How was the journey into financial advice?
“I spoke to over 25 firms — private banks, large networks, smaller local IFAs,” he said.
“I didn’t know if there was an appetite for someone like me, coming from a banking rather than wealth management background.”
Mistry said a private bank offered him a salaried role and although it would have been the comfortable choice — he turned it down.
“By that point, I realised I wanted to go out on my own. I wanted the autonomy to build something in my own vision — with my own values,” he said.
“Don’t have fear – that’s what I’d tell anyone starting out. You’ve got to go for it.”
A few days later, the director who had interviewed him reached out again — this time to suggest he speak with a network that specialised in helping ex-bank professionals transition into independent advice.
“It was based in Cornwall, which seemed odd at first,” he said.
“But when I spoke to them, they were the only people who talked about supporting both me and the client – not just how much money I’d make. That stood out.”

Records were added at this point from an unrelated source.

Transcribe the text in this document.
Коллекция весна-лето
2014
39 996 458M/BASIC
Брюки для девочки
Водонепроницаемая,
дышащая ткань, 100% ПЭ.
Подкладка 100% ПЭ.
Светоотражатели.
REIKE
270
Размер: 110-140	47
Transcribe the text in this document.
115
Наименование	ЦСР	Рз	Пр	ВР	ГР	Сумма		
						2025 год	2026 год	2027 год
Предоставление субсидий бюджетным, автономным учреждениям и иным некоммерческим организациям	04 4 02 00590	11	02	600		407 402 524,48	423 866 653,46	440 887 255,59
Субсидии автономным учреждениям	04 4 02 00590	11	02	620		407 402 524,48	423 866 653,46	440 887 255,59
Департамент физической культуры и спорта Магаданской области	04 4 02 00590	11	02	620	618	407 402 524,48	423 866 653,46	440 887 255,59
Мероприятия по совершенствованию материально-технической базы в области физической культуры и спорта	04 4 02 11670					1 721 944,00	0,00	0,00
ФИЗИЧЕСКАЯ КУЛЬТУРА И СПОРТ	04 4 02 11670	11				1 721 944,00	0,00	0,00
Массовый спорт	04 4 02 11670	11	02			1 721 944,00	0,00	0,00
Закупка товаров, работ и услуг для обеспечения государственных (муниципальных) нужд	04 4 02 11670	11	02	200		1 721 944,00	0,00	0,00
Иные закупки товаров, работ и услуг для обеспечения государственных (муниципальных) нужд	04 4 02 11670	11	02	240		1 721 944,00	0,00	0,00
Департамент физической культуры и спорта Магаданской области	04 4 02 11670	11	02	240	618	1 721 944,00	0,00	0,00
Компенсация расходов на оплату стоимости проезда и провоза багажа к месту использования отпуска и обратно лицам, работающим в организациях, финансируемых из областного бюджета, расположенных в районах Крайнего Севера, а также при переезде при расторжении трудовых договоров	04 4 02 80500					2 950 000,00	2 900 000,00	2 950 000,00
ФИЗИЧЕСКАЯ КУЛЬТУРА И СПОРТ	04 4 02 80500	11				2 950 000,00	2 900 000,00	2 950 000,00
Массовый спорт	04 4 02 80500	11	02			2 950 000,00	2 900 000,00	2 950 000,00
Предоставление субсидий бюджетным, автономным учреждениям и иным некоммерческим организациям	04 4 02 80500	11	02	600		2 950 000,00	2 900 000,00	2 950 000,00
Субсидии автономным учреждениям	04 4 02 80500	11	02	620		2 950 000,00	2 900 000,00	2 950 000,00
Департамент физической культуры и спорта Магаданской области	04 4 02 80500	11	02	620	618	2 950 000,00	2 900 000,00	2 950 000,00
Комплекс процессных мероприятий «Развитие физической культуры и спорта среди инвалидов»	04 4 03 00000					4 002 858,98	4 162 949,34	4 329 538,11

“Other firms offered large upfront sums to sign on,” he said.
“That would have been easy, of course, but after meeting these guys two or three times, I really like the people, where they came from, how they spoke about what they do and I spoke to a couple other advisers within the network who were very, very positive about it.
“Ultimately, it’s about yourself building that business as you want.
“There’s no leads, there’s no clients, there’s no income, there’s no office to work out of so this was probably the hardest one to do, but I felt it’s the right thing for me in the long run. So there might be short term pain, but it felt right.”
What were some of the challenges you faced in the transition?
“I suppose initially, it was definitely this transition from the traditional face to face type of advice to the online side of things,” he said.
“[And] without a doubt, increased regulation as well.”
All of this tied in was quite a steep learning curve, he said.
“I wasn’t entrenched in it previously so it was quite easy to adapt, I suppose, but from banking, where everything’s very rigid, this is what you do, you start at nine, you finish at five or six, or whatever, everything’s structured.
“There’s very specific goals, there’s very specific roles, there’s very specific rules. So to go from that to being totally autonomous, and I have the ability to just manage your day, your diary, your training, your marketing, everything, your website — where do you start?
“That was a huge change from banking and being in that sort of corporate world to doing self-employed financial advice.”
What advice would you give to someone starting out now?
“Don’t have fear — that’s what I’d tell anyone starting out. You’ve got to go for it,” he said.
“Pick up the phone, have the conversation, and be proactive.
“During Covid, when everyone was anxious about their investments, I just called people to cut through the noise. Clients valued that. Not every adviser did it.”
That proactive approach is what sets good advisers apart, in his view.